From: H. Peter Anvin
Date: Sat Jan 06 2024 - 20:19:20 EST


On January 6, 2024 2:08:48 PM PST, David Laight <David.Laight@xxxxxxxxxx> wrote:
>From: Linus Torvalds
>> Sent: 05 January 2024 18:06
>>
>> On Fri, 5 Jan 2024 at 02:41, David Laight <David.Laight@xxxxxxxxxx> wrote:
>> >
>> > Interesting, I'm pretty sure trying to get two blocks of
>> > 'adc' scheduled in parallel like that doesn't work.
>>
>> You should check out the benchmark at
>>
>> https://github.com/fenrus75/csum_partial
>>
>> and see if you can improve on it. I'm including the patch (on top of
>> that code by Arjan) to implement the actual current kernel version as
>> "New version".
>
>Annoyingly (for me) you are partially right...
>
>I found where my ip checksum perf code was hiding and revisited it.
>Although I found comments elsewhere that the 'jecxz, adc, adc, lea, jmp'
>did an adc every clock it isn't happening for me now.
>
>I'm only measuring the inner loop for multiples of 64 bytes.
>The code less than 8 bytes and partial final words is a
>separate problem.
>The less unrolled the main loop, the less overhead there'll
>be for 'normal' sizes.
>So I've changed your '80 byte' block to 64 bytes for consistency.
>
>I'm ignoring pre-sandy bridge cpu (no split flags) and pre-broadwell
>(adc takes two clocks - although adc to alternate regs is one clock
>on sandy bridge).
>My test system is an i7-7700, I think anything from broadwell (gen 4)

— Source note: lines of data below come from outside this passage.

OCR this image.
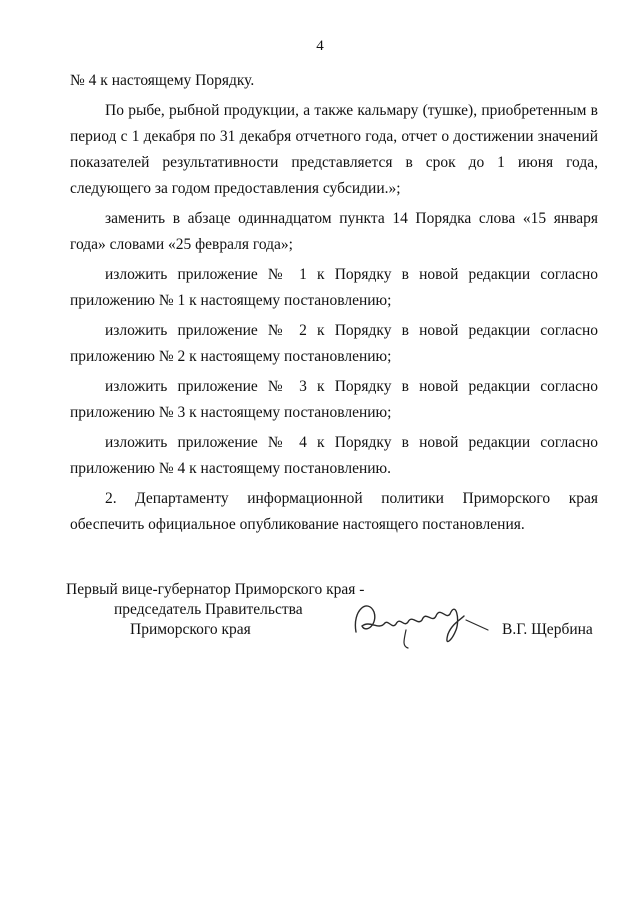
4

№ 4 к настоящему Порядку.

По рыбе, рыбной продукции, а также кальмару (тушке), приобретенным в период с 1 декабря по 31 декабря отчетного года, отчет о достижении значений показателей результативности представляется в срок до 1 июня года, следующего за годом предоставления субсидии.»;

заменить в абзаце одиннадцатом пункта 14 Порядка слова «15 января года» словами «25 февраля года»;

изложить приложение № 1 к Порядку в новой редакции согласно приложению № 1 к настоящему постановлению;

изложить приложение № 2 к Порядку в новой редакции согласно приложению № 2 к настоящему постановлению;

изложить приложение № 3 к Порядку в новой редакции согласно приложению № 3 к настоящему постановлению;

изложить приложение № 4 к Порядку в новой редакции согласно приложению № 4 к настоящему постановлению.

2. Департаменту информационной политики Приморского края обеспечить официальное опубликование настоящего постановления.

Первый вице-губернатор Приморского края -
председатель Правительства
Приморского края	В.Г. Щербина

>will be at least as good.
>I don't have a modern amd cpu.
>
>The best loop for 256+ bytes is an adxc/adxo one.
>However that requires the run-time patching.

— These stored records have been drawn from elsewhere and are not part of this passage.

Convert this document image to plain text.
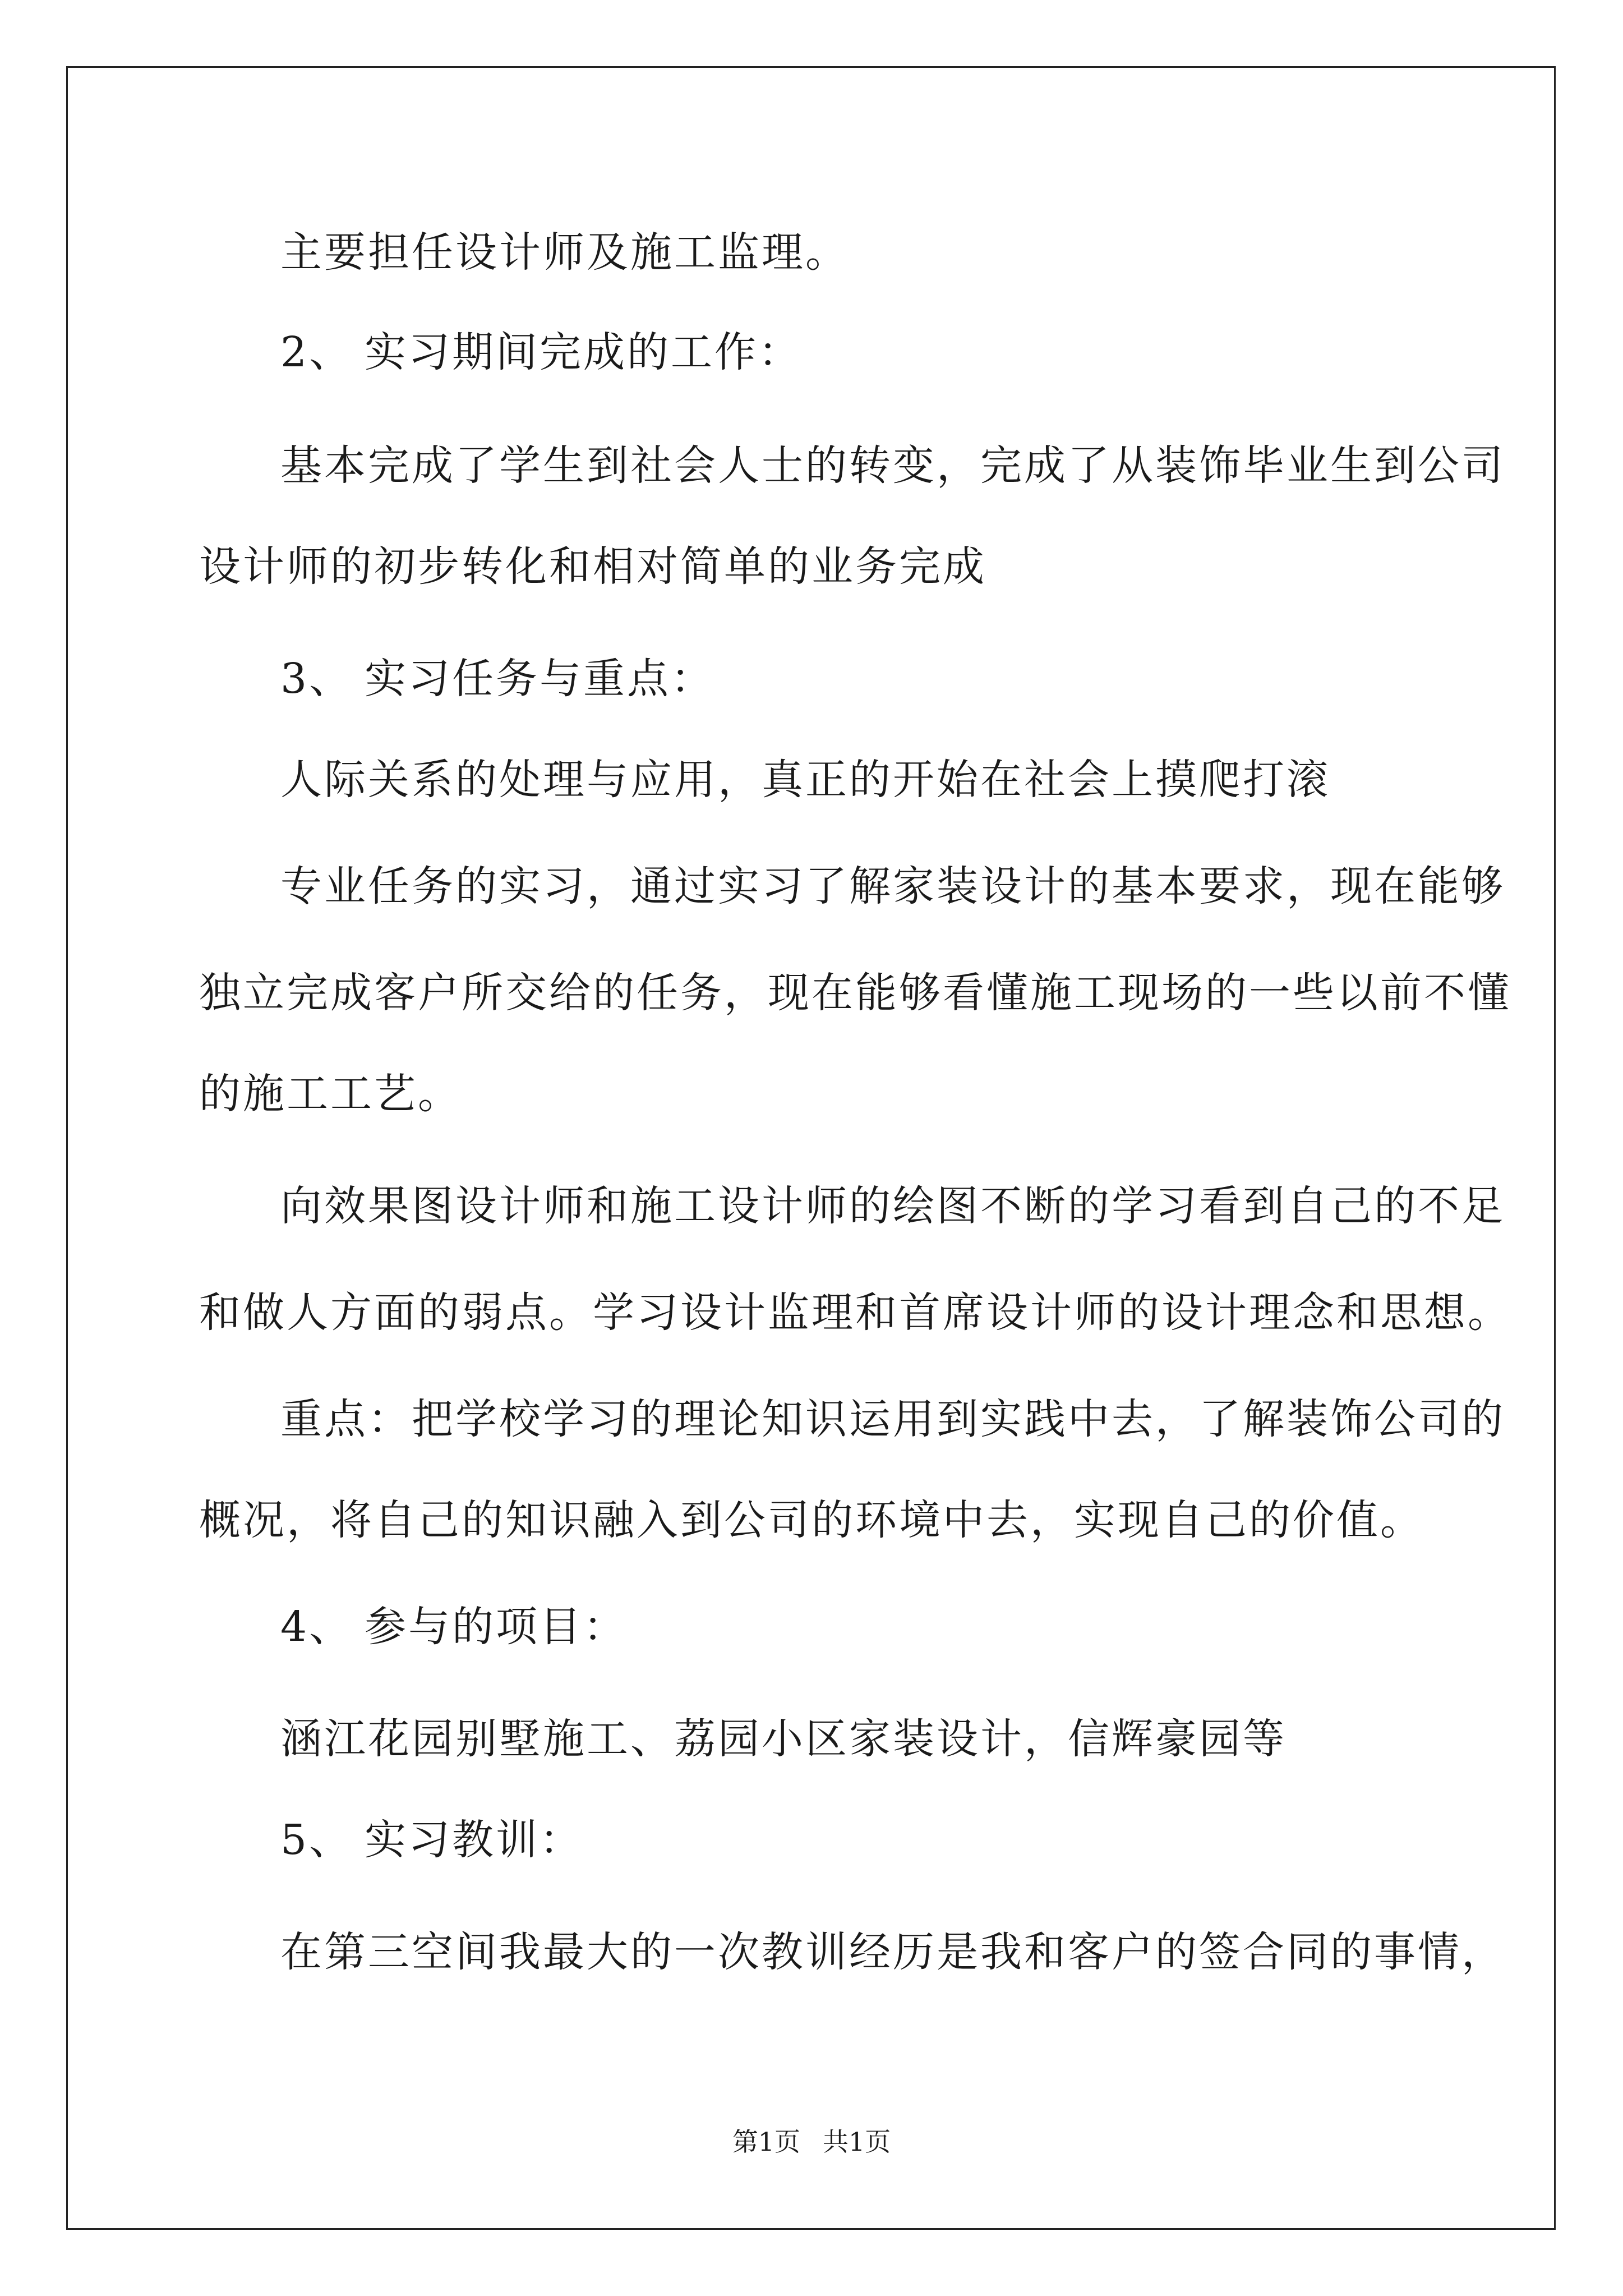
主要担任设计师及施工监理。
2、 实习期间完成的工作：
基本完成了学生到社会人士的转变，完成了从装饰毕业生到公司
设计师的初步转化和相对简单的业务完成
3、 实习任务与重点：
人际关系的处理与应用，真正的开始在社会上摸爬打滚
专业任务的实习，通过实习了解家装设计的基本要求，现在能够
独立完成客户所交给的任务，现在能够看懂施工现场的一些以前不懂
的施工工艺。
向效果图设计师和施工设计师的绘图不断的学习看到自己的不足
和做人方面的弱点。学习设计监理和首席设计师的设计理念和思想。
重点：把学校学习的理论知识运用到实践中去，了解装饰公司的
概况，将自己的知识融入到公司的环境中去，实现自己的价值。
4、 参与的项目：
涵江花园别墅施工、荔园小区家装设计，信辉豪园等
5、 实习教训：
在第三空间我最大的一次教训经历是我和客户的签合同的事情，
第1页 共1页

>Followed by new kernel version (two blocks of 4 adc).
>The surprising one is:
> xor sum, sum
> 1: adc (buff), sum
> adc 8(buff), sum
> lea 16(buff), buff
> dec count
> jnz 1b
> adc $0, sum
>For 256 bytes it is only a couple of clocks slower.
>Maybe 10% slower for 512+ bytes.
>But it need almost no extra code for 'normal' buffer sizes.

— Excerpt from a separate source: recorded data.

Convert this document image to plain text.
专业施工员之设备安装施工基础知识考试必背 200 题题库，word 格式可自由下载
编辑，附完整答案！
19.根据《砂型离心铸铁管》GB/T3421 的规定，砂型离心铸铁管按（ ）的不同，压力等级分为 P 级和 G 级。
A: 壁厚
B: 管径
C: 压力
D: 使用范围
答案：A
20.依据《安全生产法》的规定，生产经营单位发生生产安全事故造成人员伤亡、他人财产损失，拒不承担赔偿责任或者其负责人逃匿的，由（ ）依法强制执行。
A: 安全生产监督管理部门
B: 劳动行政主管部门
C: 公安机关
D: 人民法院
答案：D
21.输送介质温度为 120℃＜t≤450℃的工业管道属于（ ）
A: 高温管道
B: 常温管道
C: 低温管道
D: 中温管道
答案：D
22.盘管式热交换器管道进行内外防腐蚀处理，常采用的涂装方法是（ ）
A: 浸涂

>By comparison the adxc/adxo one is 20% faster.
>
>The code is doing:
> old = rdpmc
> mfence
> csum = do_csum(buf, len);
> mfence
> clocks = rdpmc - old
>(That is directly reading the pmc register.)
>With 'no-op' function it takes 160 clocks (I-cache resident).
>Without the mfence 40 - but pretty much everything can execute
>after the 2nd rdpmc.
>
>I've attached my (horrid) test program.
>
> David
>
>-
>Registered Address Lakeside, Bramley Road, Mount Farm, Milton Keynes, MK1 1PT, UK
>Registration No: 1397386 (Wales)

Rather than runtime patching perhaps separate paths...